Nos tempos atuais, em que a questão racial vem sendo discutida de maneira mais aberta e explosiva, declarar-se pardo virou questão de honra para muita gente. Durante toda a infância, a consultora Ana Carolina Rodrigues, 29 anos, parda, ouviu da avó branca que era a neta com “um pezinho na senzala”. “Ia à praia de jeans porque não queria ficar com a pele mais escura”, conta Ana, que vestiu biquíni pela primeira vez aos 20 anos, depois que passou a frequentar coletivos do movimento negro na faculdade. “Nas famílias inter-raciais, é comum que a herança africana seja apresentada apenas sob o filtro da escravidão ou do sofrimento do racismo”, aponta Lia Vainer, professora de psicologia da UFSC. Quem é acusado de ter “tinta fraca”, outro termo pejorativo comum na vida dos pardos, sente rejeição de todos os lados. “Quando finalmente resolvi assumir minha cor, fiz tranças afro no cabelo, mas fui hostilizada por pessoas pretas, que me acusaram de apropriação cultural”, relata a estudante Ana Clara Cunha Rodrigues, 21 anos.
A emergência de reflexões sobre a “parditude” estimula um debate necessário em um mundo ainda marcado por profundas desigualdades raciais, mas a contrapartida, neste planeta rachado pela polarização, são assustadoras ameaças a direitos civis conquistados a duras penas. Nos Estados Unidos, a Suprema Corte, de maioria conservadora, declarou inconstitucional a política de cotas em vigor nas mais conceituadas universidades americanas desde a década de 1960. Na Flórida, comandada pelo republicano Ron DeSantis, o governo proibiu que sejam abordados criticamente temas como o racismo nas escolas, sob pena de ferir uma certa “lei de liberdade individual”, criada para impedir que os alunos “sintam culpa ou vergonha” de sua raça por causa de eventos históricos como a escravidão.
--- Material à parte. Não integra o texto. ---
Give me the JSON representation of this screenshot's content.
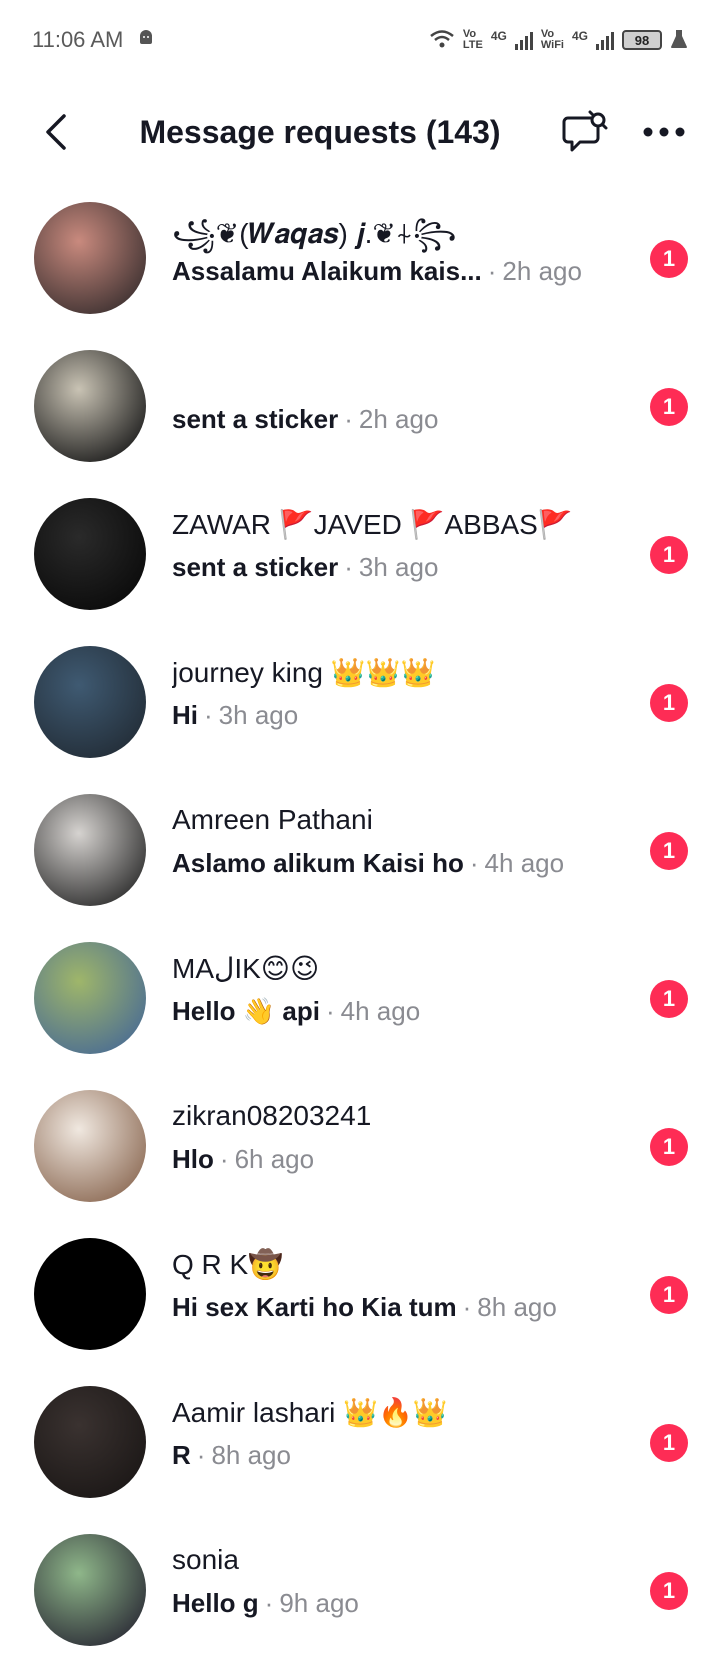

Cursos avançados sobre história da África também foram banidos das universidades estaduais.
No Brasil, autoridades de certos estados decidiram retirar das salas de aula, sob a alegação de conteúdo impróprio, o bem-sucedido livro O Avesso da Pele, de Jeferson Tenório, que trata justamente de racismo (leia a entrevista). Em pleno século XXI, pareceria inadmissível recorrer ao conceito de raça — circunstância que não muda em absolutamente nada a capacidade do indivíduo — para classificar a humanidade. No entanto, ele está aí, vivo e presente, atropelando as oportunidades de quem mais precisa, e é urgente revê-lo. Afinal, nenhum ponto dessa discussão é preto no branco.